When I left the country–and much of the Internet–to go on vacation three weeks ago, the tech world still seemed halfway sane. Instagram was just a super-cool dozen-or-so-person start-up, not a billion-dollar behemoth. Google’s augmented reality glasses were only a zany rumor, not a confessed roadmap. And beneath it all, Apple was still the surest bet in tech: On the strength of monster sales of the iPhone, the new iPad, and the news that it would begin offering a tiny dividend, AAPL had surged by more than 50 percent since the start of the year, and its future appeared limitless.
It still does. I admit I was under a rock for the past few weeks, but scanning through the headlines, I can’t find a single negative piece of news regarding Apple’s business fundamentals. (There was the Justice Department ebook complaint, but that doesn’t count; ebooks matter as much to Apple’s future revenues as Google Glass matters to the search company.)
And yet, in the absence of any new information about Apple, investors went nuts. Over the past month, they first ran up Apple by six percent, pushing it to a high of $644 on April 9. Then, just as swiftly, Apple plummeted. Yesterday the stock closed at $572.98, marking a decline of nearly 10 percent since the peak. Looking at the chart, you’d assume the company disclosed something terrible in the middle of April, some bit of news that suggested its future would be dire. But it didn’t. What happened, instead, was that investors got spooked by Apple’s success. The company’s stock is now laboring under the ridiculous smear known as the “law of large numbers”–a theory that, asNetwork World’s Yoni Heisler points out, holds water in statistics but makes little sense when applied to the stock market. The basic idea is that Apple is too big to keep winning; you can only be so good for so long in the tech business, and once you’ve had a string of wins, you’re going to lose.
Perhaps that makes sense in baseball or poker. It doesn’t make sense in tech. Apple’s recent wins weren’t merely lucky. They were the result of a determined, unmatched strategy to create bestselling, profitable products in the most remunerative new market in tech, the business of mobile computing. I’m ethically barred from owning AAPL, but if I were shopping around for tech stocks, I’d pay attention to two stellar facts about the company. First, nothing about Apple’s recent performance suggests any change in that basic strategy–Apple’s products continue to sell extremely well, and, more importantly, they continue to be unnervingly profitable. Second, and more importantly, the markets that Apple is in–smartphones and tablets–are the closest thing in business to being unbounded. Over the next few years hundreds of millions of people around the world willswitch from dumbphones to smartphones, and probably as many more will pick up tablets to replace their PCs. A large number of those people–perhaps not a majority, but a substantial minority–will choose Apple. And because Apple makes so much money on each of its devices, its numbers will continue to stun.

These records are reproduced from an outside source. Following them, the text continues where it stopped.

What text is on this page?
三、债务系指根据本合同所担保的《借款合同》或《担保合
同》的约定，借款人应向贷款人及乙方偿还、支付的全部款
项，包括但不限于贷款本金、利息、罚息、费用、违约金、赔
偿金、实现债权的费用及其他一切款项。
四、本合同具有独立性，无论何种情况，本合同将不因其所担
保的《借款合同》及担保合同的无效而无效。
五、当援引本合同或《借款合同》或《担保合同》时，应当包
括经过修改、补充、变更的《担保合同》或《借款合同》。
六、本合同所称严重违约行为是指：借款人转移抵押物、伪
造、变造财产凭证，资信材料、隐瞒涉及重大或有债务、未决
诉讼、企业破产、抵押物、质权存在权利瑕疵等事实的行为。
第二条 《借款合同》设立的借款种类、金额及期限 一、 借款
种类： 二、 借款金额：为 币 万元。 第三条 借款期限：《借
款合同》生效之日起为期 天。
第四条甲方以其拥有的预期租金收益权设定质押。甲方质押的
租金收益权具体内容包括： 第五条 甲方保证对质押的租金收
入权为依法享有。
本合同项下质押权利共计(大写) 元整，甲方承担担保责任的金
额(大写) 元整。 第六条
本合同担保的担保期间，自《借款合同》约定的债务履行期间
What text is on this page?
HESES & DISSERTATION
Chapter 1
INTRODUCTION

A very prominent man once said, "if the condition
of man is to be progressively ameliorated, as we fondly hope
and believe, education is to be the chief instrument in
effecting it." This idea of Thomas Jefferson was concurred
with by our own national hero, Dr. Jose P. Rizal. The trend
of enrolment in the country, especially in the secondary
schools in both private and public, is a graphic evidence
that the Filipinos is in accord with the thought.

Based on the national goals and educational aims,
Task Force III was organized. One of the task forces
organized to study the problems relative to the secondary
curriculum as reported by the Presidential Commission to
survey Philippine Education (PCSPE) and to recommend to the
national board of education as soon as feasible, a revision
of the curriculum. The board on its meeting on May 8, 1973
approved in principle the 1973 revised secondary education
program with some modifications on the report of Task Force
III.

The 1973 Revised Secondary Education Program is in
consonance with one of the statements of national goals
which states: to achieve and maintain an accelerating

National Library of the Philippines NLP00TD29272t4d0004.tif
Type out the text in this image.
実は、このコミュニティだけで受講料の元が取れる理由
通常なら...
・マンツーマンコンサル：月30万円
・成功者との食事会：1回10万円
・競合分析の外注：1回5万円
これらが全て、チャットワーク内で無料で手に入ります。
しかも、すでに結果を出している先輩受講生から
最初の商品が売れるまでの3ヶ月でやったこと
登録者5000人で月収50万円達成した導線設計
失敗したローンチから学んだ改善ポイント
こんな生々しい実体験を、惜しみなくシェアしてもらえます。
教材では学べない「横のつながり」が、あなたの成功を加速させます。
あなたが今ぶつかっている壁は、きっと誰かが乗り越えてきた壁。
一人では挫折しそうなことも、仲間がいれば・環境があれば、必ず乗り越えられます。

I’ve made this argument before. The problem is that these are long-term trends. Apple’s performance now looks fantastic, but it will take a couple more years–as more and more people in new markets join the mobile revolution–for us to recognize the company’s performance as being truly historic. Apple’s recent stock chart, though, suggests that many investors don’t seem interested in the long term. They’re vulnerable to anxiety, to panic, to cashing in on a recent good thing. You can see some logic to this. If you bought a bushel of AAPLs at $411 on the first trading day of the year, selling at $600 now yields a nice 45 percent return over just four months. Why stomach any more risk if you can keep such a sweet sum?
Because there’s more–a lot more–ahead. When you look back on this time a few years from now, cashing out of Apple now will begin to look like jumping from the train just after it chugs out of the station. The key is to look at long-term trends; don’t focus too much on what’s happening in any given quarter, but rather on the large tech positions that Apple is poised to realize.
You’ll have an opportunity to exercise such self-control this Tuesday, when Apple releases its second quarter financial results. Most analysts will pay attention to the number of iPhones the company sold. If that number comes in above Wall Street estimates of around 30 million, the stock will surge. If it comes in below, even slightly below, the stock will slide, possibly by a bundle.
The smart investor will ignore any slight tick above or below “expectations.” Remember: As it pertains to Apple’s future, it’s going to make little difference if the company sold 28 million iPhones this quarter or 33 million. What really matters is that Apple is continuing to expand its sales (28 million iPhones would represent a larger than 50 percent increase over last year) and that its margins stay relatively healthy.